GazeteDuvar'da Nergis Demirkaya imzasıyla yer alan habere göre, HDP milletvekillerine cezaevine ziyaret izni verilmemesi bütçe görüşmelerinin yapıldığı Meclis Genel Kurulu’nda tartışma konusu oldu.
“CHP, DEMİRTAŞ İLE GÖRÜŞÜYOR, BİZ GÖRÜŞEMİYORUZ”
2018 yılı bütçe görüşmelerinin yapıldığı Meclis Genel Kurulu’nda partisi adına söz alan HDP İstanbul Milletvekili Celal Doğan, cezaevi ziyaretlerine izin verilmemesini eleştirerek şunları söyledi:
“Ben milletvekiliyim ama siz bize milletvekili muamelesi yapmadınız. Partimize parti muamelesi yapmadınız. Benim arkadaşlarım hapiste, ziyarete gitmek istiyorum, Adalet Bakanlığı’ndan izin alamıyorum. Ama bir CHP’li arkadaşım diyor ki: ‘Filan gün Selahattin Bey’e gittim, sana selam getirdim.’ Benim ağırıma dokunuyor, sizin ağırınıza dokunmuyor mu? Bu nedenle de arkadaşlar, mesele şu: Bu siyasette, bu parlamentoyu, daha doğrusu bir grubu bile, milletvekillerini eşit yönetemiyorsanız bu doğru bir şey değil.”
MHP’YE ÇAĞRI YAPTI
HDP’li Doğan “MHP’li arkadaşlarımdan bir istirhamım var” diyerek şöyle devam etti:
“Siz bütün konuşmalarınızda ‘Kürt kardeşlerimiz bizim bir parçamızdır’ diyorsunuz, ‘Çanakkale’de, Galiçya’da, Kıbrıs’ta birlikte öldük’ diyorsunuz ama o kardeşinizin, doğduğu bölgenin adını söylemesini çok görüyorsunuz, çok görmeyin lütfen. Başka yorumlamayın, sizden ricam bu. Bu parlamentoda hepimizin birlikte çalışmasına ihtiyaç var. Batacaksak da birlikte batacağız, çıkacaksak da birlikte çıkacağız. Bizim ne gidecek başka vatanımız var… Biz birlikte yaşamak zorundayız. Eşit şartlar altında bu ülkenin birinci sınıf vatandaşı olmaya devam edeceğiz.”
MHP’Lİ DOĞAN: “SAYIN CELAL DOĞAN’A TEŞEKKÜR EDİYORUM”
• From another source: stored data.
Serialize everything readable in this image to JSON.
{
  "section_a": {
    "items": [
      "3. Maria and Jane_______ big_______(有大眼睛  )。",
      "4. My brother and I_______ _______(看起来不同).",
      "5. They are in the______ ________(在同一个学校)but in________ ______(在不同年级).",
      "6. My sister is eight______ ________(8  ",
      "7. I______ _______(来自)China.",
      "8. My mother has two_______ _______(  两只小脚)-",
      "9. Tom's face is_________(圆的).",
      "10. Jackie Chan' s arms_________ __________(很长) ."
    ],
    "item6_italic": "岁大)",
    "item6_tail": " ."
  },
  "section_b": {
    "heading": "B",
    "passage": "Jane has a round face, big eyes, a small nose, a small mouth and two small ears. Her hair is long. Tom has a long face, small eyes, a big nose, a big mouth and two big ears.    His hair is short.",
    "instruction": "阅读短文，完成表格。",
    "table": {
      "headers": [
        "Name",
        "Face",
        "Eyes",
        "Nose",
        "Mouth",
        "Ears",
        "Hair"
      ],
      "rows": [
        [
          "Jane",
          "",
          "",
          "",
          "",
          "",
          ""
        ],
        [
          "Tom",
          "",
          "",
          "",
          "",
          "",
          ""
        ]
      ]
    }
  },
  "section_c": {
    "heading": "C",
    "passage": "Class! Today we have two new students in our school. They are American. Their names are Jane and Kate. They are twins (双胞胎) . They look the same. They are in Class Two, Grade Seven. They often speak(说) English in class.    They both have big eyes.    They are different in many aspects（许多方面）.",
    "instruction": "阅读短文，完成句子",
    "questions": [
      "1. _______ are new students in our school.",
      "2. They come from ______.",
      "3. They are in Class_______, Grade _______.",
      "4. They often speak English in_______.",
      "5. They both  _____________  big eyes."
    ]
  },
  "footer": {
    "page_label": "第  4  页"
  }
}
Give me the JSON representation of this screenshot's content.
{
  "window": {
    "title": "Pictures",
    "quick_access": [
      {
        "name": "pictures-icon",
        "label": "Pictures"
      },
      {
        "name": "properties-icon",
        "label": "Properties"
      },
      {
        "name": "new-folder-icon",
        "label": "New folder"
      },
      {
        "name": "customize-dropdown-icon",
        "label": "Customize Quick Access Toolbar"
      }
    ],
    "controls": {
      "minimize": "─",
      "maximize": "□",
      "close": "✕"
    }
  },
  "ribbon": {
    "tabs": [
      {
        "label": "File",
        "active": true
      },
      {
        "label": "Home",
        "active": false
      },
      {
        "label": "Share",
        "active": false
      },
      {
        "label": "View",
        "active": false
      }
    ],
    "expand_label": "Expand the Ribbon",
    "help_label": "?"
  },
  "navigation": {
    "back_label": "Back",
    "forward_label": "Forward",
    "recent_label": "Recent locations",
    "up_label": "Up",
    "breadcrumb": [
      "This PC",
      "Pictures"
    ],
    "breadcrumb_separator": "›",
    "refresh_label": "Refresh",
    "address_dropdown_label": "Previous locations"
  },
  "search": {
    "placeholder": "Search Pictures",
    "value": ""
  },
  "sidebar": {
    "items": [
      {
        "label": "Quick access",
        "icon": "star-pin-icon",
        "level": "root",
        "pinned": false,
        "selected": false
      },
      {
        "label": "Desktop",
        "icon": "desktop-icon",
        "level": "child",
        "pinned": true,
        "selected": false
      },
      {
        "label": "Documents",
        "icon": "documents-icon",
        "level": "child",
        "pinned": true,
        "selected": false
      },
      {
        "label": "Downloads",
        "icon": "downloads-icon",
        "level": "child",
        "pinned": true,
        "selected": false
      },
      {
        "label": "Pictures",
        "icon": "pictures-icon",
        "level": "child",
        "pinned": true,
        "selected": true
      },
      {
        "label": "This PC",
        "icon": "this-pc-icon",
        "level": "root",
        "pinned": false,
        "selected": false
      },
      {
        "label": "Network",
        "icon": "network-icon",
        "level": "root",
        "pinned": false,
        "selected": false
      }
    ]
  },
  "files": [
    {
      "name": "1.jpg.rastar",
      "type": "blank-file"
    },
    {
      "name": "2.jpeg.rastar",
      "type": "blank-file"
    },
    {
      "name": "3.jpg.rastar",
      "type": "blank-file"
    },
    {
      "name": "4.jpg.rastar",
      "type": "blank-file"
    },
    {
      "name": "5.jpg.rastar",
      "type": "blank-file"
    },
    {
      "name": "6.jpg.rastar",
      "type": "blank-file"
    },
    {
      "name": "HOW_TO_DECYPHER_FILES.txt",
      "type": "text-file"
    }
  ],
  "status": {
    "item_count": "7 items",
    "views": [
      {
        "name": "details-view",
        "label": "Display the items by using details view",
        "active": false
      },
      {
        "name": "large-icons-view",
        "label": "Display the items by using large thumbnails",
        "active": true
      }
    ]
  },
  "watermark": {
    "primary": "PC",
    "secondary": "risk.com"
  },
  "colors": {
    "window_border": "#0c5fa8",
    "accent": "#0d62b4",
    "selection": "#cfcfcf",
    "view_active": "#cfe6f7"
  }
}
Celal Doğan’ın sözlerinin ardından MHP Grup Başkanvekili Erkan Akçay söz aldı. “Bu kısa açıklamama vesile olan konuşmayı yaptığı için Sayın Celal Doğan’a teşekkür ediyorum” diyerek sözlerine başlayan Akçay, şunları söyledi:
“Biz MHP olarak 81 ilde teşkilatlanmış, 80 milyon vatandaşımızdan milyonlarca oy alarak TBMM’de temsil edilen bir siyasi partiyiz. Ne parti mensuplarımızın ne oy veren ne oy vermeyen vatandaşlarımızın etnik kökenleriyle, ana dilleriyle, hayat tarzlarıyla ilgilenmeyiz. Biz, tasada, kıvançta ortak bir Türk milleti olarak kabul ederiz kendimizi ama arkadaşlarımız, insanlarımız kendilerini -Sayın Doğan’ın da ifade ettiği gibi- çeşitli sıfatlarla, isimlerle tanımlayabilir, bu da doğaldır, bizim kültürümüzün de bir gereğidir, bundan da bir rahatsızlık duymayız.”